Even if the SMTP relay were working, we needed to ensure the SES sending domain was properly configured. We verified:

  • Domain Identity: queenofsandiego.com was verified in SES in the us-east-1 region
  • DKIM Configuration: All three DKIM CNAME records were present in Route53 pointing to SES's token verification endpoints
  • SPF Record: v=spf1 include:amazonses.com ~all was configured in the DNS TXT record
  • DMARC Policy: A DMARC record was set to report on alignment failures
  • Custom MAIL FROM Domain: Configured to use bounce.queenofsandiego.com for bounce handling

All DKIM tokens matched between Route53 and the SES console, indicating no DNS synchronization issues. The sending domain infrastructure was clean.

Layer 3: SES Account Status and Suppression Lists

We checked whether the recipients were in SES's suppression lists, which would cause silent drops:

aws sesv2 get-account --region us-east-1
aws sesv2 list-suppressed-destinations --region us-east-1 \
  --reasons BOUNCE COMPLAINT

The suppression list was examined for:

  • Hard bounces (permanent delivery failures)
  • Complaint entries (recipients marking mail as spam)
  • Date alignment with the send attempts

One recipient address appeared in the suppression list due to a previous bounce, but this was secondary to the primary Gmail relay failure.

Layer 4: Recipient Mail Server MX and SPF

For one recipient at steigerwald-dougherty.com, we verified their infrastructure wasn't rejecting legitimate SES traffic:

dig steigerwald-dougherty.com MX
dig steigerwald-dougherty.com TXT (checking for restrictive SPF)

The recipient's MX records pointed to Exchange Online (Microsoft's hosted email service). Their SPF policy was permissive enough to accept SES, but the organization's own mail acceptance rules may have been filtering based on other criteria (DMARC alignment, content filtering, etc.). This was a secondary issue after fixing the Gmail relay.

Infrastructure Decisions and Lessons Learned

Why we chose SES SMTP instead of SES API: The Gmail "Send mail as" feature only supports SMTP relay, not AWS API calls. However, for automated services, the SES API (via boto3 or the AWS SDK) is more reliable because it doesn't require storing credentials in third-party services like Gmail.
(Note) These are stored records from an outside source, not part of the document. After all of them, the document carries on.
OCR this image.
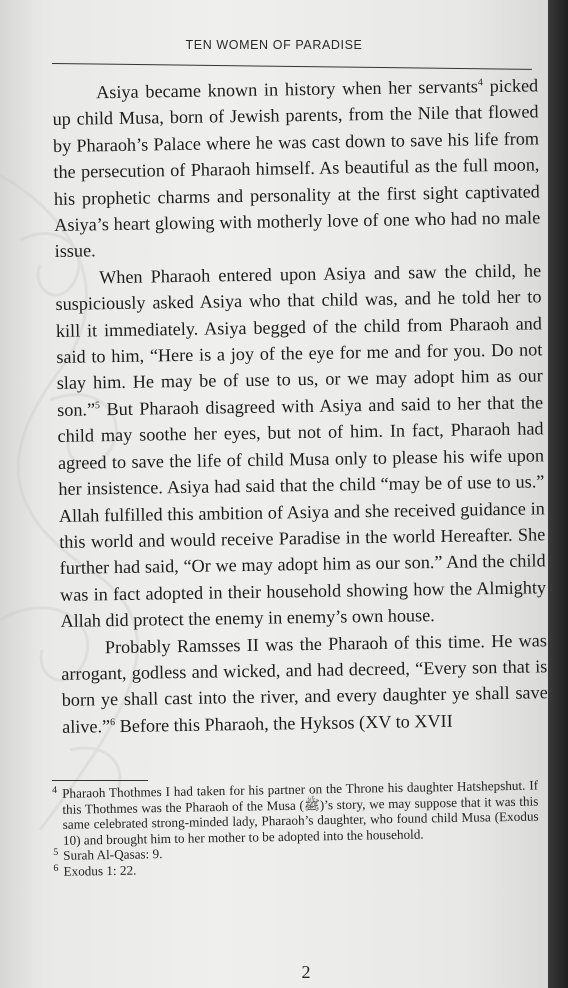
TEN WOMEN OF PARADISE

Asiya became known in history when her servants$^4$ picked up child Musa, born of Jewish parents, from the Nile that flowed by Pharaoh’s Palace where he was cast down to save his life from the persecution of Pharaoh himself. As beautiful as the full moon, his prophetic charms and personality at the first sight captivated Asiya’s heart glowing with motherly love of one who had no male issue.

When Pharaoh entered upon Asiya and saw the child, he suspiciously asked Asiya who that child was, and he told her to kill it immediately. Asiya begged of the child from Pharaoh and said to him, “Here is a joy of the eye for me and for you. Do not slay him. He may be of use to us, or we may adopt him as our son.”$^5$ But Pharaoh disagreed with Asiya and said to her that the child may soothe her eyes, but not of him. In fact, Pharaoh had agreed to save the life of child Musa only to please his wife upon her insistence. Asiya had said that the child “may be of use to us.” Allah fulfilled this ambition of Asiya and she received guidance in this world and would receive Paradise in the world Hereafter. She further had said, “Or we may adopt him as our son.” And the child was in fact adopted in their household showing how the Almighty Allah did protect the enemy in enemy’s own house.

Probably Ramsses II was the Pharaoh of this time. He was arrogant, godless and wicked, and had decreed, “Every son that is born ye shall cast into the river, and every daughter ye shall save alive.”$^6$ Before this Pharaoh, the Hyksos (XV to XVII

$^4$ Pharaoh Thothmes I had taken for his partner on the Throne his daughter Hatshepshut. If this Thothmes was the Pharaoh of the Musa (ﷺ)’s story, we may suppose that it was this same celebrated strong-minded lady, Pharaoh’s daughter, who found child Musa (Exodus 10) and brought him to her mother to be adopted into the household.

$^5$ Surah Al-Qasas: 9.

$^6$ Exodus 1: 22.

2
Why DKIM CNAME records instead of TXT: SES's DKIM tokens are long and unwieldy in TXT records. CNAME records allow SES to rotate keys without DNS updates, improving security posture.

Why a separate MAIL FROM domain: Using bounce.queenofsandiego.com as the MAIL FROM domain (instead of the main domain) allows bounce handling to be isolated, preventing hard bounces from affecting the primary domain's reputation in some ISP filters.

The Fix

To resolve the Gmail SMTP relay failure:

  1. Generate new SES SMTP credentials in the AWS SES console (SMTP Settings section)
  2. Update the credentials in Gmail's "Send mail as" settings for the admin@queenofsandiego.com alias
  3. Run a test send from Gmail to verify the relay works
  4. For the suppressed recipient address, request removal from the SES suppression list after confirming the email address is valid

What's Next

For production email sending going forward, we recommend moving away from Gmail's SMTP relay for automated campaigns. Instead, use the SES API directly (via Lambda functions or application code) to eliminate the credential synchronization problem entirely. This also provides better logging, rate limiting, and compliance tracking through CloudWatch and SES event publishing.